The Life Aquatic With Steve Zissou
Aging never quite suits the characters in the comedies of Wes Anderson, the reigning auteur of arrested development: They're either too precocious for youth, like Jason Schwartzman in Rushmore, or too old for their youthful precociousness, like the Tenenbaum children in The Royal Tenenbaums. And once they're past middle age, like Gene Hackman in Tenenbaums or Bill Murray in Rushmore and the new The Life Aquatic With Steve Zissou, life's disappointments have grown so numerous and profound that they don't even bother to shave anymore. With The Life Aquatic, a mopey meta-comedy about growing old and making movies, the 35-year-old Anderson suggests the melancholia of directors twice his age, though he's a mere four films into a bright and promising career. There's always been an undercurrent of sadness in Anderson's work, but never has it been more pronounced, and never has it served as such a heavy anchor to the delicate, whimsical hijinks on the surface. Like its weary hero, the film sometimes seems sapped of energy, even defeated, in spite of moments as vibrant and magical as any movie this year.
Still the boy with the snappiest model train set on the block, Anderson casts Murray as a long-in-the-tooth Jacques Cousteau surrogate who still manages his devoted crew on an antiquated ship that looks like a scrupulously designed Barbie Dream House. Less devoted to science than to show, Murray and the rest of Team Zissou—including his wife Anjelica Huston, German deckmate Willem Dafoe, bond-company stooge Bud Cort, free interns from the University Of Northern Alaska, and a guy who sings David Bowie tunes in Portuguese, among others—have fallen on hard times, as audiences for their documentaries have dwindled. After a "jaguar shark" kills his right-hand man on an expedition, Murray and his men take to the seas in search of revenge, though financiers balk at the mission. The production gets kick-started when Owen Wilson, who may or may not be Murray's grown son, offers his inheritance money, but their adventures meet many obstacles, all noted in painful detail by accompanying journalist Cate Blanchett.

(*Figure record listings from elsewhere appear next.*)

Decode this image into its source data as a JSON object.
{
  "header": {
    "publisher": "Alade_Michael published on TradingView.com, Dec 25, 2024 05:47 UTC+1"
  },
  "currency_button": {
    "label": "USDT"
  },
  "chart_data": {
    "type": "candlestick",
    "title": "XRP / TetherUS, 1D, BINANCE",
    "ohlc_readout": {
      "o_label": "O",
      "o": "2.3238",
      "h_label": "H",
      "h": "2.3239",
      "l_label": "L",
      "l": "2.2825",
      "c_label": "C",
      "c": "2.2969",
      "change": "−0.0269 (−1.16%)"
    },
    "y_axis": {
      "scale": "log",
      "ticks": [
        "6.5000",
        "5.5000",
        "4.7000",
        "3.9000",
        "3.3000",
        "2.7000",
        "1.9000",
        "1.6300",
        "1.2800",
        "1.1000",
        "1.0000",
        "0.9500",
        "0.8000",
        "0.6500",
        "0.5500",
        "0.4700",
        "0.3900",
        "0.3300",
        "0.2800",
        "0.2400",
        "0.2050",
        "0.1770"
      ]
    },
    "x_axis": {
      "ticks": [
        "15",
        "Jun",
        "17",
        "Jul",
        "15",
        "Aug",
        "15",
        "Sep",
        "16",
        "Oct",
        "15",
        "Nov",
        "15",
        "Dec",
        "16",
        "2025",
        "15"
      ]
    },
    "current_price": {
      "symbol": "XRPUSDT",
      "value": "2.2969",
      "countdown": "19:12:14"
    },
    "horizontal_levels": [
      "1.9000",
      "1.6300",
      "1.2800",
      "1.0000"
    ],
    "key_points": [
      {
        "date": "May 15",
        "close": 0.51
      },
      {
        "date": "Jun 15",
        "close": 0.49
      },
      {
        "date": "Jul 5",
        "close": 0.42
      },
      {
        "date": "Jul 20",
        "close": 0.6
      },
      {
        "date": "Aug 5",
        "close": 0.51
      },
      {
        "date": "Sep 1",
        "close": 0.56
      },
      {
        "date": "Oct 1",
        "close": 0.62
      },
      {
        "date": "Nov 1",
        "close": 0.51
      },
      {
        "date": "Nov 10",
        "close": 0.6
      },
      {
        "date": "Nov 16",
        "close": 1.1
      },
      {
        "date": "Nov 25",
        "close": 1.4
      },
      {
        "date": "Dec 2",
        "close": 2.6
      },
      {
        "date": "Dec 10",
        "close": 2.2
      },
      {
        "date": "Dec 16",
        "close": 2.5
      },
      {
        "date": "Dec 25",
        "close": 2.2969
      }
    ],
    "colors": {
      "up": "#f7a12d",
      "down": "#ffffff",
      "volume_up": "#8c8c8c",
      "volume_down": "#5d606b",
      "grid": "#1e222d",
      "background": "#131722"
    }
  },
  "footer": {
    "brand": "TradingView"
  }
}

With its story about a filmmaker nearing the end of his creative life, plagued by middling reviews, wary backers, and the threat of mutiny from the crew, The Life Aquatic seems odd coming from the most acclaimed young comedic director of his generation. But Anderson has a strong emo streak, which surfaces in Murray's broken relationships—with his wife, who was once married to his arch-nemesis (Jeff Goldblum); with his would-be son, whom he never knew; with Dafoe, who worships him like a spurned lapdog; and with Blanchett, who resists his tired advances. For a movie so consumed by colorful and frivolous touches, The Life Aquatic breathes a heavy sigh of resignation, though the beautiful ending goes a long way toward justifying all that navel-gazing. Mostly, the film delights with its scrupulous minor details: The pastel animated sea life, the onboard dolphin "scouts" that have never lived up to their billing, and the hilariously second-rate action sequences, which look like they were staged by Rushmore's Max Fischer Players. Even when caught in a rut, Anderson's obsessive vision still yields many exhilarating surprises.